Technical Prowess – K.J. Hill, Ohio State
When it comes to all-around technique, K.J. Hill is probably the most refined receiver in the draft class. From a standpoint of route running (both breaks and releases) his hands and his stalk blocking, the redshirt senior is a true student of the game. There’s a reason he’s Ohio State’s all-time leader in receptions. Honorable Mention: Bryan Edwards.

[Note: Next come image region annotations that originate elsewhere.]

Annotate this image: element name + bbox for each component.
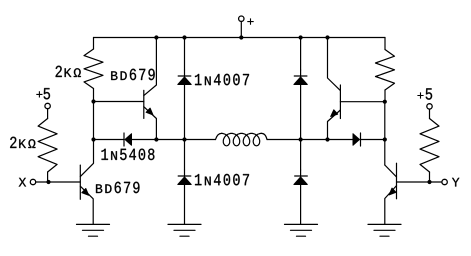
wire Q3 base [340, 101, 384, 103]
terminal X input [30, 179, 35, 184]
node right end of diode row [383, 137, 387, 141]
node junction on rail at right diode column [299, 35, 303, 39]
ground below Q2 emitter [77, 224, 110, 236]
label Y [452, 178, 459, 187]
node right diode column / inductor row [299, 137, 303, 141]
terminal +5 right [427, 104, 432, 109]
wire diode row: D1 to left diode column [132, 139, 185, 141]
terminal + supply [239, 16, 244, 21]
wire D3 anode to ground [184, 185, 186, 225]
node junction on rail at Q1 collector [154, 35, 158, 39]
wire + terminal stem [240, 22, 242, 38]
transistor Q2 BD679 lower-left [80, 140, 93, 225]
diode D6 (mirrored, unlabeled) [353, 133, 361, 146]
wire D2 anode down to diode row [184, 85, 186, 140]
label 2K ohm (R1) [56, 66, 81, 77]
transistor Q1 BD679 upper-left [144, 38, 157, 140]
terminal Y output [442, 179, 447, 184]
wire inductor row left lead [185, 139, 216, 141]
ground below D5 [285, 224, 318, 236]
wire node down to diode row [93, 102, 95, 140]
node junction on rail at left diode column [182, 35, 186, 39]
wire D4 anode down to inductor row [300, 85, 302, 140]
label X [19, 178, 26, 187]
wire diode row: Q3 emitter to D6 [328, 139, 354, 141]
transistor Q4 lower-right (mirrored) [385, 163, 397, 224]
wire top supply rail [94, 37, 386, 39]
resistor R1 2K ohm upper-left [93, 38, 95, 50]
diode D3 1N4007 lower [178, 170, 191, 185]
ground below Q4 emitter [368, 224, 401, 236]
wire left diode column from rail [184, 38, 186, 71]
wire diode row: D6 to right column [361, 139, 385, 141]
node Q1 emitter on diode row [154, 137, 158, 141]
node junction on rail at + terminal [239, 35, 243, 39]
wire right diode column from rail [300, 38, 302, 71]
node left end of diode row [91, 137, 95, 141]
label 1N4007 (D2) [195, 74, 249, 85]
terminal +5 left [45, 103, 50, 108]
label BD679 (Q1) [111, 69, 154, 80]
label +5 (left) [36, 91, 42, 97]
wire diode row: node to D1 [94, 139, 125, 141]
wire inductor row right lead [267, 139, 301, 141]
wire Q4 base to Y [397, 181, 442, 183]
wire D5 anode to ground [300, 185, 302, 225]
wire right column down [384, 102, 386, 140]
resistor R4 right [429, 109, 431, 118]
inductor L1 [216, 133, 268, 145]
label + [247, 18, 253, 24]
label BD679 (Q2) [96, 182, 139, 193]
label 1N4007 (D3) [195, 174, 249, 185]
label 2K ohm (R2) [10, 137, 35, 148]
wire X line to Q2 base [36, 181, 80, 183]
ground below D3 [168, 224, 201, 236]
wire down to Q4 collector elbow [384, 140, 386, 166]
node left diode column / inductor row [182, 137, 186, 141]
wire inductor row to Q3 emitter [301, 139, 328, 141]
transistor Q3 upper-right (mirrored) [328, 38, 341, 140]
label +5 (right) [417, 92, 423, 98]
diode D4 upper right column [294, 70, 307, 85]
node R1 bottom / Q1 base feed [91, 99, 95, 103]
node R3 bottom / Q3 base [383, 100, 387, 104]
wire Q1 base [94, 101, 144, 103]
diode D2 1N4007 upper [178, 70, 191, 85]
node R2 bottom on X line [46, 180, 50, 184]
node Q3 emitter on diode row [325, 137, 329, 141]
diode D1 1N5408 [124, 133, 132, 146]
wire column to lower diode D5 [300, 140, 302, 171]
node R4 bottom on Y line [427, 180, 431, 184]
wire column to lower diode [184, 140, 186, 171]
diode D5 lower right column [294, 170, 307, 185]
node junction on rail at Q3 collector [325, 35, 329, 39]
resistor R3 upper-right [384, 38, 386, 50]
label 1N5408 (D1) [102, 149, 155, 160]
resistor R2 2K ohm left [47, 109, 49, 119]
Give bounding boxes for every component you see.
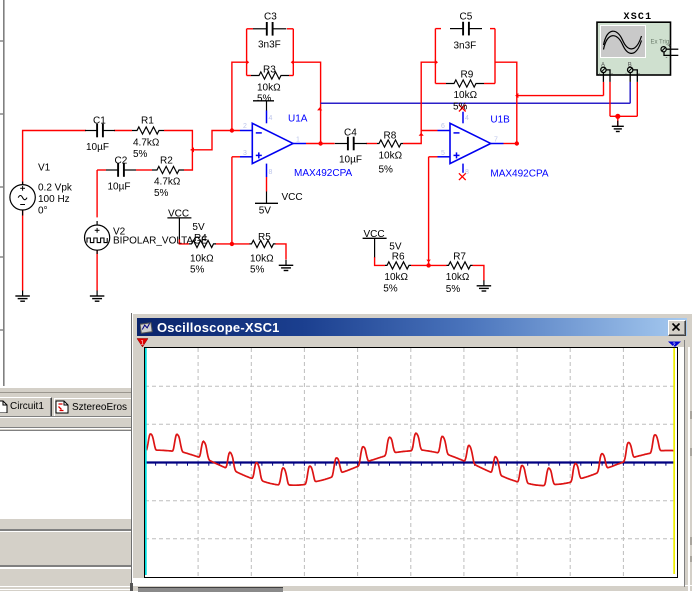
svg-text:C5: C5: [460, 12, 473, 23]
ground R7: [483, 280, 485, 286]
title text: [157, 320, 280, 335]
svg-text:8: 8: [269, 169, 273, 176]
resistor R3: [251, 72, 289, 79]
node arrow feedback right A: [291, 60, 294, 65]
wire VCC2 to R6: [375, 257, 385, 265]
resistor R5: [250, 240, 276, 247]
svg-text:R5: R5: [258, 232, 271, 243]
svg-text:5%: 5%: [379, 165, 394, 176]
svg-text:3: 3: [243, 150, 247, 157]
wire R5 to ground: [276, 244, 287, 260]
capacitor C5: [450, 28, 463, 30]
svg-text:5%: 5%: [190, 265, 205, 276]
plot grid and waveform: [145, 348, 675, 576]
svg-text:R2: R2: [160, 156, 173, 167]
svg-text:5%: 5%: [133, 149, 148, 160]
svg-text:C2: C2: [115, 156, 128, 167]
svg-text:0.2 Vpk: 0.2 Vpk: [38, 183, 73, 194]
close button: [668, 320, 686, 336]
svg-text:2: 2: [673, 343, 676, 349]
svg-text:+: +: [624, 73, 628, 79]
wire terminal A down: [602, 73, 604, 82]
BIPOLAR_VOLTAGE source V2: [85, 225, 110, 250]
node junction arrow R1/R2: [191, 147, 194, 152]
wire R7 to ground: [473, 265, 484, 280]
svg-text:5V: 5V: [259, 206, 272, 217]
spreadsheet white panel: [0, 430, 131, 519]
node arrow blue tap: [317, 107, 322, 110]
svg-text:10kΩ: 10kΩ: [379, 151, 403, 162]
wire blue to scope B: [321, 102, 631, 104]
svg-text:R9: R9: [461, 70, 474, 81]
svg-text:4.7kΩ: 4.7kΩ: [154, 177, 181, 188]
svg-text:10kΩ: 10kΩ: [250, 254, 274, 265]
svg-text:3n3F: 3n3F: [258, 40, 281, 51]
waveform channel A: [147, 433, 675, 485]
resistor R4: [189, 240, 216, 247]
svg-text:10kΩ: 10kΩ: [257, 83, 281, 94]
svg-text:100 Hz: 100 Hz: [38, 194, 70, 205]
svg-text:MAX492CPA: MAX492CPA: [490, 169, 549, 180]
wire feedback box right: [292, 29, 294, 76]
wire Ex Trig +: [666, 48, 678, 50]
resistor R6: [385, 262, 411, 269]
svg-text:10kΩ: 10kΩ: [384, 272, 408, 283]
wire scope B+ drop: [629, 82, 631, 103]
wire terminal B-: [632, 70, 637, 82]
ground scope: [617, 121, 619, 127]
svg-text:4: 4: [269, 115, 273, 122]
wire U1B in+: [429, 156, 438, 158]
capacitor C1: [85, 130, 97, 132]
svg-text:5V: 5V: [389, 242, 402, 253]
title bar icon: [140, 321, 153, 334]
wire to scope A+: [517, 95, 604, 97]
power VCC U1A: [255, 202, 278, 204]
tab strip bottom border: [0, 416, 131, 417]
plot area: [144, 347, 678, 578]
svg-text:-: -: [638, 72, 640, 78]
wire C3 corners: [247, 28, 253, 30]
svg-text:5%: 5%: [453, 102, 468, 113]
svg-text:R4: R4: [194, 233, 207, 244]
svg-text:C1: C1: [93, 116, 106, 127]
wire V1 to ground: [22, 210, 24, 290]
wire C5 corners: [435, 28, 441, 30]
svg-text:V1: V1: [38, 163, 51, 174]
svg-text:10µF: 10µF: [108, 182, 131, 193]
svg-text:C3: C3: [264, 12, 277, 23]
wire Ex Trig -: [664, 52, 678, 56]
svg-text:R7: R7: [453, 252, 466, 263]
svg-text:C4: C4: [344, 128, 357, 139]
node arrow scope tap B: [515, 93, 518, 98]
wire feedback box left: [246, 29, 248, 76]
AC source V1: [10, 185, 35, 210]
power pin symbol U1A top: [253, 100, 274, 102]
wire scope A- drop: [609, 82, 611, 116]
svg-text:4.7kΩ: 4.7kΩ: [133, 138, 160, 149]
svg-text:-: -: [611, 72, 613, 78]
svg-text:10µF: 10µF: [339, 155, 362, 166]
wire feedback box left B: [434, 29, 436, 84]
svg-text:8: 8: [465, 169, 469, 176]
wire scope A+ drop: [603, 82, 605, 96]
wire terminal A-: [606, 70, 611, 82]
gridlines: [197, 348, 199, 577]
node junction dot R4/R5: [230, 242, 234, 246]
wire U1A feedback left: [232, 62, 247, 130]
wire U1A out: [306, 143, 335, 145]
svg-text:R1: R1: [141, 116, 154, 127]
svg-text:4: 4: [465, 115, 469, 122]
op-amp U1A: [252, 123, 293, 163]
svg-text:VCC: VCC: [282, 192, 303, 203]
svg-text:5%: 5%: [383, 284, 398, 295]
svg-text:5%: 5%: [257, 94, 272, 105]
wire U1B in- stub: [421, 130, 437, 132]
wire scope gnd stem: [617, 116, 619, 126]
svg-text:R3: R3: [263, 64, 276, 75]
groove below tabs: [0, 427, 131, 428]
svg-text:U1A: U1A: [288, 114, 308, 125]
white strip right of plot: [678, 347, 684, 585]
svg-text:5V: 5V: [192, 222, 205, 233]
svg-text:3n3F: 3n3F: [454, 41, 477, 52]
wire U1A in+ to bias: [231, 157, 233, 244]
wire R6 to R7: [411, 264, 447, 266]
wire C4 to R8: [366, 143, 377, 145]
svg-text:5%: 5%: [154, 188, 169, 199]
wire terminal B down: [629, 73, 631, 82]
wire U1B in+ to bias: [428, 157, 430, 266]
svg-text:1: 1: [296, 137, 300, 144]
wire U1A pin8 to VCC: [266, 177, 268, 192]
wire R4 to R5: [216, 243, 250, 245]
bottom-left application panels: [0, 388, 131, 591]
svg-text:2: 2: [243, 123, 247, 130]
node junction dot U1A in-: [230, 128, 234, 132]
svg-text:XSC1: XSC1: [624, 12, 653, 23]
node junction dot R6/R7: [426, 263, 430, 267]
oscilloscope icon XSC1: [597, 22, 671, 75]
white strip below plot: [133, 578, 684, 585]
svg-text:5: 5: [441, 150, 445, 157]
sheet border: [3, 0, 5, 386]
cursor triangle 1 (red): [136, 338, 150, 348]
svg-text:10kΩ: 10kΩ: [190, 254, 214, 265]
svg-text:0°: 0°: [38, 206, 48, 217]
svg-text:MAX492CPA: MAX492CPA: [294, 168, 353, 179]
wire R1 to junction: [164, 131, 192, 171]
wire U1A in+: [232, 156, 240, 158]
resistor R8: [377, 140, 403, 147]
tab bar top edge: [0, 392, 131, 393]
resistor R1: [132, 127, 164, 134]
svg-text:10µF: 10µF: [86, 142, 109, 153]
node arrow feedback left A: [246, 60, 249, 65]
svg-text:U1B: U1B: [490, 115, 510, 126]
no-connect X U1B pin8: [459, 173, 466, 180]
svg-text:VCC: VCC: [364, 229, 385, 240]
wire feedback to output A: [293, 62, 320, 143]
svg-text:Ex Trig: Ex Trig: [651, 40, 670, 46]
svg-text:5%: 5%: [250, 265, 265, 276]
node junction dot scope gnd: [615, 114, 620, 119]
node junction dot U1A out: [318, 141, 322, 145]
wire V2 to ground: [96, 250, 98, 290]
svg-text:10kΩ: 10kΩ: [454, 90, 478, 101]
cursor line T2: [673, 348, 675, 574]
node arrow U1B in-: [419, 133, 424, 136]
node junction dot U1B out: [515, 141, 519, 145]
wire R8 to U1B in-: [403, 62, 435, 143]
ground V1: [22, 291, 24, 297]
svg-text:R6: R6: [392, 252, 405, 263]
tab Circuit1 (active): [0, 397, 52, 417]
svg-text:VCC: VCC: [168, 209, 189, 220]
scope window right inner edge: [684, 340, 685, 587]
wire junction to U1A in-: [191, 131, 240, 150]
wire feedback box right B: [494, 29, 496, 84]
resistor R9: [446, 80, 484, 87]
wire V2 to C2: [96, 170, 98, 217]
wire C1 to R1: [114, 130, 132, 132]
terminal B: [628, 67, 633, 72]
wire scope B- drop: [636, 82, 638, 116]
svg-text:R8: R8: [384, 131, 397, 142]
no-connect X U1B pin4: [459, 105, 466, 112]
wire V1 to C1: [23, 131, 86, 185]
capacitor C4: [335, 143, 348, 145]
svg-text:+: +: [598, 73, 602, 79]
oscilloscope window XSC1: [131, 313, 692, 591]
power VCC bias1: [167, 217, 191, 219]
wire feedback to output B: [495, 62, 517, 143]
op-amp U1B: [450, 123, 491, 163]
node arrow feedback left B: [435, 60, 438, 65]
terminal Ex Trig: [661, 47, 666, 52]
svg-text:6: 6: [441, 123, 445, 130]
wire VCC1 to R4: [179, 239, 189, 244]
oscilloscope window title bar: [137, 318, 687, 336]
capacitor C3: [253, 28, 267, 30]
wire C2 to R2: [136, 169, 152, 171]
resistor R7: [447, 262, 473, 269]
cursor triangle 2 (blue): [667, 341, 682, 348]
tab SztereoEros: [54, 398, 132, 416]
capacitor C2: [106, 169, 118, 171]
wire scope gnd bus: [610, 115, 637, 117]
power VCC bias2: [363, 237, 387, 239]
ground V2: [96, 291, 98, 297]
svg-text:5%: 5%: [446, 284, 461, 295]
lower grooves: [0, 529, 131, 531]
bottom scrollbar sliver: [133, 585, 692, 587]
ground R5: [285, 260, 287, 266]
svg-text:7: 7: [494, 137, 498, 144]
wire U1B out: [504, 143, 517, 145]
terminal A: [601, 67, 606, 72]
resistor R2: [152, 166, 184, 173]
axis: [145, 461, 677, 463]
cursor line T1: [145, 348, 147, 575]
svg-text:10kΩ: 10kΩ: [446, 272, 470, 283]
sheet border ticks: [0, 40, 4, 42]
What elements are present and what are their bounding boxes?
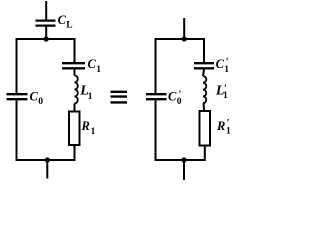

KJ Hill is always open pic.twitter.com/qvXFyHWNce
— Brad Kelly (@BradKelly17) January 24, 2020
Releases / Beating Press Coverage – Justin Jefferson, LSU
While Justin Jefferson played a lot of snaps from the slot and bunch alignments, teams still tried to test him with press coverage. Whenever they did so, his flexibility and length combination allowed him to separate at the line of scrimmage with ease. Honorable Mention: Tyler Johnson.
Whenever teams tried to press point of the bunch, Justin Jefferson torched it. He didn’t take many boundary reps this season, but I don’t have many concerns about his projection there in the NFL. pic.twitter.com/HLZEcrQ8ok
— Brad Kelly (@BradKelly17) February 3, 2020
Power – Jauan Jennings, Tennessee
Jauan Jennings is a bully as both a blocker and ball carrier, which was the main cause of his 30 broken tackles on just 59 receptions during his senior season. That figure led the country among all wide receivers. Honorable Mention: Antonio Gibson.